Gateway Issue Handling¶
For channel issues:
- Confirm the gateway service token is valid and scoped.
- Confirm inbound actor identity resolves separately from gateway service auth.
- Confirm webhook signatures or shared-secret/HMAC headers are present.
- Confirm the channel binding maps to the expected org, headless agent, and cloud profile.
- Check
/diagnostics.deliveryOperatorfor enabled controls and scopedchannelBindingIds. - Check the durable delivery cursor and dead-letter queue.
- Retry dead-lettered deliveries only after reviewing the event body and provider error, and use the gateway token that last claimed the delivery unless a channel admin is performing broader Cloud-side recovery.
Desktop Sync Issue Handling¶
For Desktop cloud workspace issues:
- Confirm the user is in the cloud workspace, not the local workspace.
- Confirm the configured cloud URL is HTTPS and matches the managed org.
- Confirm token refresh/revocation status.
- Confirm session list and full projection hydrate before cursor resume.
- Confirm local workspace remains usable if cloud is offline.
- If cache corruption is suspected, ask the user to export diagnostics first, then clear the cloud cache for that workspace only.
Customer Offboarding¶
Use offboarding when a private-beta partner leaves, a trial ends, or an incident requires org shutdown:
- Disable new execution by pausing entitlement/profile access.

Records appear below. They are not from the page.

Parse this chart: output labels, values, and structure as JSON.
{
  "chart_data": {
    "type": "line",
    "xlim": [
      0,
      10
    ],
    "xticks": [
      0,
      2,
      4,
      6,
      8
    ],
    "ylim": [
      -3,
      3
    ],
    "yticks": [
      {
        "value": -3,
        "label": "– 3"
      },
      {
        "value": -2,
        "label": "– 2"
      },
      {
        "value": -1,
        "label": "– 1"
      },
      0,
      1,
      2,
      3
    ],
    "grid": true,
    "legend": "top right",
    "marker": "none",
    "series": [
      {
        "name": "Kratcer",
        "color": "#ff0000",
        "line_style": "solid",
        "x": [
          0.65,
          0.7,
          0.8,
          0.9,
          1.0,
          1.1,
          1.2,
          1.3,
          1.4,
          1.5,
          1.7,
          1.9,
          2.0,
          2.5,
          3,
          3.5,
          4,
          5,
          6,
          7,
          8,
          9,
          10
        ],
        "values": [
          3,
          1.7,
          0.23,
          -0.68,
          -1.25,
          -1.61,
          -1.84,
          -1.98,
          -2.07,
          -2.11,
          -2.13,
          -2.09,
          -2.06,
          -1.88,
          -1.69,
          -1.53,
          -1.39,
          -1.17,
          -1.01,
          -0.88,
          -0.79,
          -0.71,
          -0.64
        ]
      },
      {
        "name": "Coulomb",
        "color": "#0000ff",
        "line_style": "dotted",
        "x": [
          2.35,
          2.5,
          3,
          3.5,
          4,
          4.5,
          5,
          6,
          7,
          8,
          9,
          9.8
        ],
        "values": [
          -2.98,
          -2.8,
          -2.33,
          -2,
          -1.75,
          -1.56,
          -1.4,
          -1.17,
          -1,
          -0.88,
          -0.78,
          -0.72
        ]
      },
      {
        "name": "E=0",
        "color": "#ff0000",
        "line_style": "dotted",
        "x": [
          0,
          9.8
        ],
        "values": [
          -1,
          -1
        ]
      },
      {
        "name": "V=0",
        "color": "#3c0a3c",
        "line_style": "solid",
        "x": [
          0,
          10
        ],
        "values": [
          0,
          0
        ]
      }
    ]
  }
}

- Revoke Desktop, Gateway, API, and operator-issued tokens.
- Disable BYOK secret metadata and confirm no worker can reveal plaintext.
- Remove or pause channel bindings and delivery streams.
- Export customer-owned data according to the agreed retention policy.
- Remove or quarantine object-store prefixes after export and retention review.
- Preserve audit logs for the agreed retention period.
- Confirm support can no longer access the org except through approved audit retention workflows.
Escalation Evidence¶
Every escalation should include:
- issue title and severity,
- org id,
- affected surface,
- affected session/channel/workflow/artifact ids,
- request ids,
- first bad timestamp,
- last known good timestamp,
- redacted logs or diagnostics path,
- metrics screenshot or report,
- whether there is a rollback or mitigation.
Never attach raw secrets to issues, support tickets, chat, or release evidence.